Friday, May 8, 2015

March Madness End of Year Review

  

Final exams  and End of Course, EOC, exams are upon us.  How to review a full year's content with students while making it interesting and relevant is a real challenge.  Review packets and Jeopardy reviews are still popular, but how does a student own this learning, and how does a teacher know whether all students are participating and how each is functioning?  Two great interactive review sites are StudyStack.com and Quizlet.com

Background Info
At the West Ashley Advanced Studies Magnet in Charleston County School District, Chad Rentz and his 7th grade team partners -- Cassandra Lock, Jayuntay Williams, and Jamie Schmidt -- solved this problem using iPads and StudyStack.com, an interactive quizzing system.  The full team of students, around 100, converged on the cafeteria for a March Madness-style competition.  Using the website freebracketgenerator.com, Rentz created a bracket for 4-man teams to compete against one another  using an online quizzing system, StudyStack.com.  He created a review stack for 7th grade South Carolina standards, and the students applied their knowledge of the terms and definitions using the timed matching activity.  After the science round, the social studies round by Ms. Lock ensued.

Meaningful Exercises
Keeping the survivors on task was easy; it was the eliminated players who presented the greatest challenge.  To keep everyone focused on the review, eliminated players gathered in one area and were given a chance to win consolation prizes by continuing to review using standards-based questions through StudyStack again.  This time, the exercises were not timed, and students had to type in the correct answers to questions.  See directions sheet below.

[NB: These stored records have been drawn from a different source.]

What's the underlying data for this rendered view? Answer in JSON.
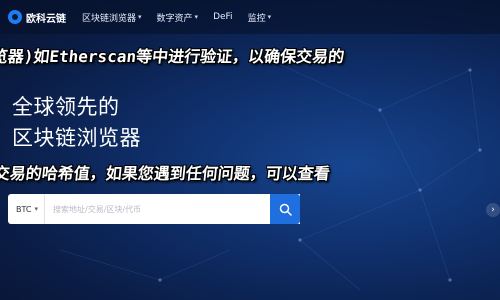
{
  "nav": {
    "brand": "欧科云链",
    "items": [
      {
        "label": "区块链浏览器"
      },
      {
        "label": "数字资产"
      },
      {
        "label": "DeFi"
      },
      {
        "label": "监控"
      }
    ]
  },
  "hero": {
    "line1": "全球领先的",
    "line2": "区块链浏览器"
  },
  "overlay": {
    "line1": "览器)如Etherscan等中进行验证，以确保交易的",
    "line2": "交易的哈希值，如果您遇到任何问题，可以查看"
  },
  "search": {
    "coin": "BTC",
    "placeholder": "搜索地址/交易/区块/代币"
  },
  "colors": {
    "accent": "#1f6fe0",
    "background": "#0b1a3a"
  },
  "icons": {
    "search": "search-icon",
    "chevron": "chevron-down-icon",
    "next": "chevron-right-icon"
  }
}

The silence and focus throughout the cafeteria was shocking.  These were students who would not have filled out a review packet had it been given to them, and yet they were all focused on standards-based questions.  On the SAMR scale for technology use, this would have come it at a base level of substitution or maybe augmentation for the ease of workflow, but there was something else going on here.  The competitive quality of the exercise hooked these eighth graders and raised their level of interest.  Because they bought into it, they were willing to interact with the content in a way that had not occurred up to this point this year.
 


Prior Planning Prevents Poor Performance
Can other teachers have a successful event like this one?  Of course they can.  This event was brainstormed, planned, and completed in a week's time.  These teachers knew their kids; they knew what to expect if left to their own devices, no pun intended.  As a result, a few extra adults were called in for back up support; consolation exercises were planned which allowed students to review the information and complete the exercises as many times as they chose to master the content.  If you are looking for some creative and fun ways to use your technology to help engage students, I recommend studystack.com and quizlet.com with team competitions as well as other creative applications.